Ci sembra corretto mettere avanti le mani, avvisare i lettori apprensivi che in questa divagazione non viene annunciato alcunché di nuovo: “Munnu ha statu e munnu è, comu ha statu accussì è”. A beffa dei contestatori del fatalismo, (che di ragione ne avevano, ne hanno e ne avranno da vendere), la sapienza popolare che ci ingegniamo a scacciare fuori, esce dalla finestra, fa un giro dell’isolato e rientra dalla porta principale. Infatti, a proposito della mossa del cavallo e del ponte dell’asino, non è novità alcuna il dover censire il salto della quaglia, la mossa del cavallo, i furbetti del quartierino, i cannoli di Palermo, e via di questo tenore.
Per questa volta prendiamo a rispolverare il caso che esalta la mossa del malvone. Ma da ingenui, come quella volta il Renzo manzoniano nella Milano dei tumulti, quando non peritandosi dal prendere la parola gli era toccato di racimolare dalla voce di qualcuno della folla un “Adesso ogni scalzacane vorrà dire la sua”. Il tema cui ci spinge audacia è la prossima elezione del presidente della Repubblica. Ovvero stando ai prodromi, il prossimo ponte dell’asino della politica italiana. Premessa la consapevolezza del tassativo rifiuto de bis più volte pronunciato con eleganza dall’uscente Mattarella, c’è l’attuale squillo di trombe sulla autocandidatura di Silvio Berlusconi. Uno sporgersi fino all’impudenza che il medesimo ex cavaliere propina volpescamente sconsigliando la candidatura al Colle promessa fin da qualche anno e passa all’attuale premier Mario Draghi da una variegata coralità politica nazionale.
Draghi, a giudizio del Berlusconi (ma non solo) ha dato lampanti prove di saper fare, sta continuando a operar bene e non bisogna assolutamente distoglierlo da tale evidente esito di “Squadra vincente”, che non si cambia.
Tuttavia questa mossa del malvone non può far breccia sulla sinistra del Parlamento, né su una trancia di battitori adusi a meritare il titolo di “franchi tiratori”. Questi ultimi propongono altro, e tifano per altri da mandare sulla poltrona del Colle. Siamo in democrazia e il discorso calza. Personalmente, se fossimo deputati, proporremmo il nome di Pier Luigi Bersani e, in caso di forzata alternativa, quello di un “non parlamentare”: il giornalista Antonio Padellaro. Due occasioni che ci vengono sinceramente ispirate dall’indole mite e saggia dei due. Veri moderatori consapevoli e mai impallacchieri, ciascuno nella propria attività pregressa e attuale. Una seria e ammirevole coerenza di linea scevra da momenti da copioni teatrali a sfondo populista.

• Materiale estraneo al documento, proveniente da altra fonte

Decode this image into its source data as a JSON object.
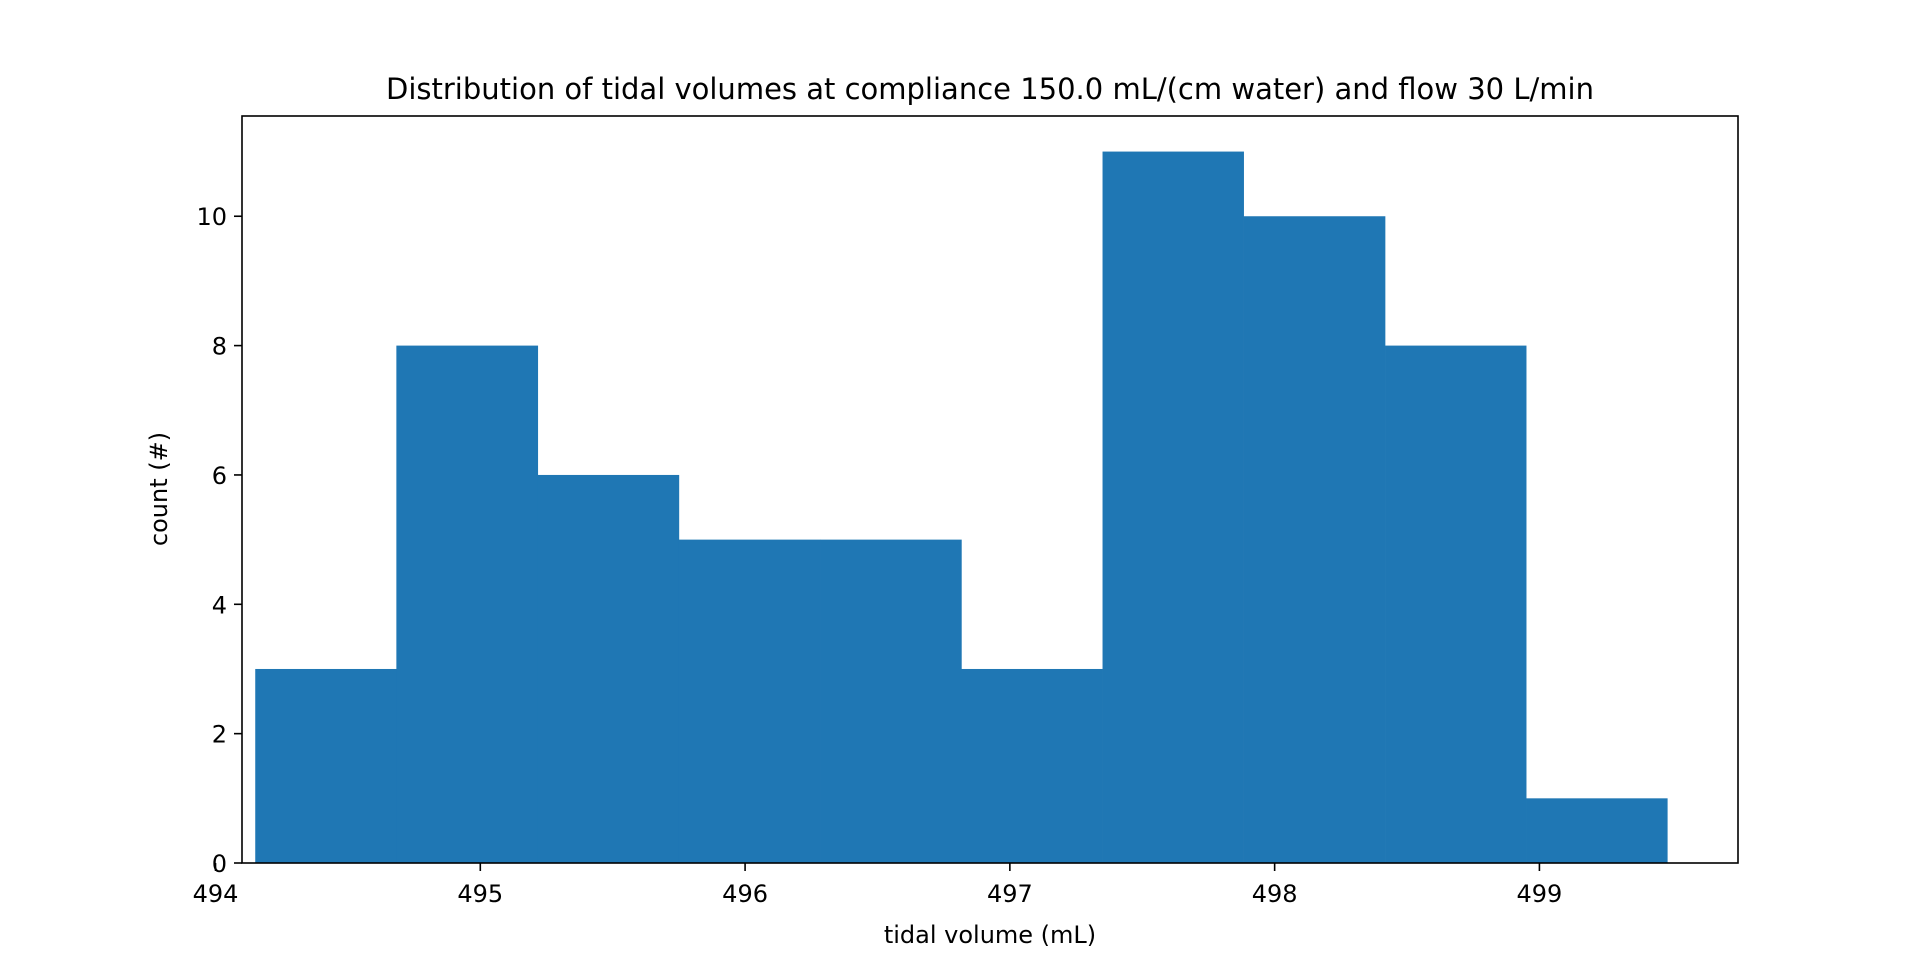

Una tesi – ne siamo consapevoli – da fare sbottare chi la legge mugugnando come il rappresentante del buon senso tra i tumulti e il caos di quella volta con Renzo che aveva voluto dire la sua, secondo quanto ci ha raccontato Manzoni.
Risate! Si dirà. Ma c’è poco da ridere, se si tiene conto dei “corsi e ricorsi” della prodigiosa storia dell’uomo e per il caso in questione, della politica italiana. Ed ecco, a proposito dell’antica tesi del Vico, il ricorrere delle occasioni con il salto della quaglia, la mossa del cavallo, il ponte dell’asino, etc. I meno succubi di memoria scarsa ricorderanno, a lume di naso, il gioco dei bussolotti inscenato nei giorni delle pregresse elezioni dei presidenti della Repubblica. La consuetudine vincente è di bruciare il nome dato per sicuro alla vigilia: vedi il caso di Romano Prodi nella scorsa tornata, con l’esito finale, propiziato da Matteo Renzi a favore di Mattarella. Bruciare a fuoco amico o nemico, perché non è la provenienza delle “palline” a far testo, ma la loro quantità promotrice del quorum. Non ha fatto testo nelle votazioni del passato come non lo farà per Mario Draghi. A Draghi mancheranno i voti necessari al raggiungimento del quorum, nelle prime tornate, mancheranno per coerente e “leale” linea politica di Forza Italia, Fratelli d’Italia e Lega di Salvini, giustamente convinti del suggerimento di Berlusconi, di cui sopra si è detto. Poi, quando si passerà al turno della maggioranza semplice, ecco la mossa del malvone al suo collaudo e infallibile esito pratico: la destra compatta, eventualmente risarcita da qualche cecchinata dei sempiterni franchi tiratori, colmerà e stracolmerà la misura del quorum metà più uno, crollerà l’usurato ponte dell’asino e dalle macerie uscirà trionfante il nome dell’immarcescibile ex cavaliere Silvio Berlusconi, eletto al suon di accarezzanti bunga-bunga alla presidenza della Repubblica italiana. E così non sia.